PUBLISHED:February 23, 2009

Monitoring the Monitors: Evaluating Performance of NGOs' Measurement of Ethical Standards, Transnational and Domestic

Wednesday, February 25, 2009
12:00 - 1:15 pm | Room 4055
Duke Law School


 

Abstract


NGOs seeking to do good need at times to prove their virtue: their good intentions may not suffice to assure donors or buyers. Until recently NGOs got something of a "free pass," but increasingly they are expected to show the transparency and accountability they demand of others. How, when, and why are NGO claims to virtuous behavior credible to the public, and to which public? How can we sort out an NGO which is "greenwashing" from one which monitors accurately and effectively? What is the "cost" to an NGO for being wrong? We can improve our answers to these difficult questions by comparing NGOs in the "virtue" field of human rights and the environment, with efforts to monitor marketplace activities such as bond rating, accounting, the professions, or arms control.

Bio
Professor Gourevitch, one of the leading scholars of comparative corporate governance, is the founding dean of the School of International Relations and Pacific Studies at University of California at San Diego, where he continues to serve on the faculty. He is a political scientist who specializes in international relations and comparative politics. His focus is on political economy with an emphasis on international trade and economic globalization, trade disputes, regulatory systems, and corporate governance. His most recent book examines corporate governance systems in a globalizing world economy, comparing differences in the way countries structure companies and their relationship to shareholders. He is currently directing a project on NGOs as monitors of standards, developing case studies useful for teaching and research on this topic. They are available on his website.

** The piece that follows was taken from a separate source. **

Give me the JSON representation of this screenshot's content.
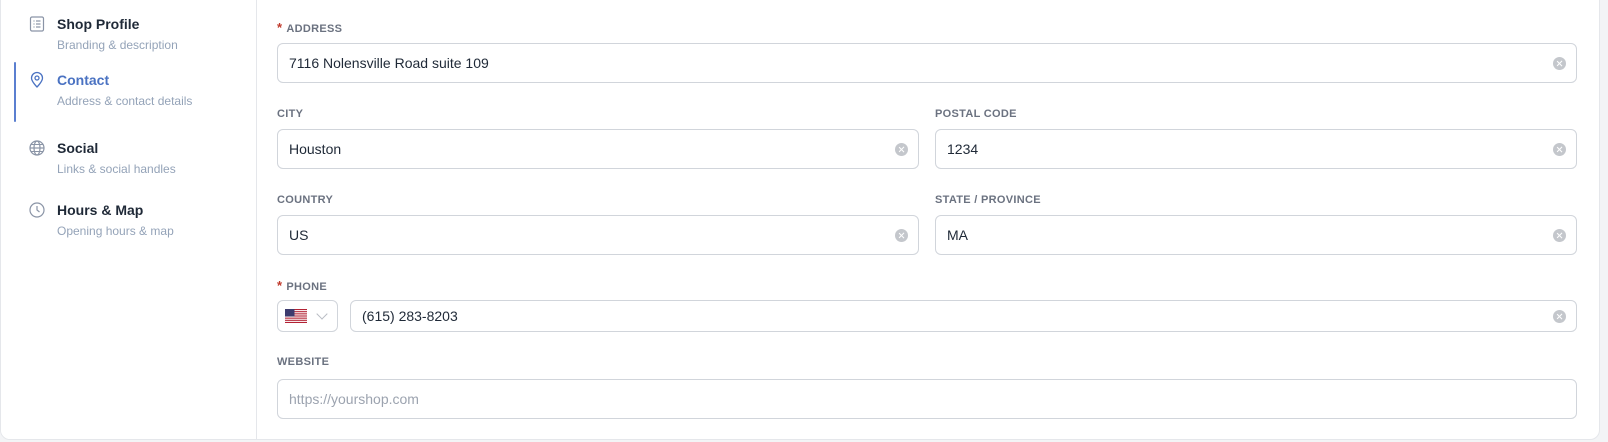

He received his B.A. from Oberlin College (high honors in government) in 1963, and Ph.D. in political science from Harvard University in 1969. Professor Gourevitch is the recipient of many prestigious awards and appointments. In 2008 he was a Rockefeller Bellagio Residential Fellow, in 2005/2006 both a Visiting Scholar at the Russell Sage Foundation in New York and a Guggenheim Fellow. He was elected in 1996 to the American Academy of Arts and Sciences. He co-edited International Organization with David Lake from 1996 to 2001. He taught at Harvard 1969-74, at McGill 1974-79, and joined UC San Diego's political science department in 1979. He has been a member of the Council on Foreign Relations since 1991 and a member of its Selection Committee since 1995.